Zimmermann - Claro que isso vai exigir planejamento. A Carris tem um custo mais alto, até para poder manter os padrões de qualidade. Tudo é licitado. Essas coisas todas influenciam no custo operacional. Enquanto não houver equilíbrio tarifário, sempre haverá um déficit. Aumento de receita só com aumento da passagem, ampliando o número de passageiros pagantes ou com alguma isenção tributária ou subsídio. Se queremos cobrar uma passagem social, com o objetivo de atender uma necessidade da população, temos que ter outras fontes de receita.
JC - O TCE determinou a devolução, por parte da sua administração, de valores referentes ao pagamento de horas extras indevidas e a material adquirido para obras no Centro Integrado e na creche dos funcionários da Carris. Como está essa situação?

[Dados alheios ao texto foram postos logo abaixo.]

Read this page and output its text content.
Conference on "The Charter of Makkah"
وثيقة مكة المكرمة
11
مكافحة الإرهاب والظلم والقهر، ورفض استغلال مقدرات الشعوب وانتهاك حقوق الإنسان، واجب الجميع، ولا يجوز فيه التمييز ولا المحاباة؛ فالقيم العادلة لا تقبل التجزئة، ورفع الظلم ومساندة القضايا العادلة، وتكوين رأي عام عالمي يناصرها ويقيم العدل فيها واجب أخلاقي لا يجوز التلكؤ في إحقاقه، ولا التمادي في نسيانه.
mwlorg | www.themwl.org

Zimmermann - Houve uma condenação em primeira instância. Quanto às horas extras, foi algo pago durante um ano pelo administrador anterior (João Pancinha). Menos de 15 dias depois de assumir aqui na Carris eu baixei uma portaria suspendendo o pagamento a esses funcionários. Por alguma razão, o TCE não levou isso em consideração. No meu entendimento, a minha parte eu fiz. Quanto às compras, adquirimos, via licitação, R$ 21 mil em materiais para retomar as obras da creche, que, ao todo, vão custar cerca de R$ 1,5 milhão. Após essa aquisição, o diretor técnico concluiu que as obras estavam irregulares e eu mandei suspendê-las. Para que o material não fosse perdido, tiramos de lá e colocamos em uma sala aqui no centro administrativo. Quando o auditor do tribunal fez a inspeção, não encontrou o material. Já está tudo fotografado, estamos montando a defesa e acredito que tudo vai ser justificado. De certo modo, foi um erro meu, que não conhecia a dinâmica do TCE e não pedi que fosse feito o acompanhamento do processo. Agora, temos um advogado lá, acompanhando todas as inspeções.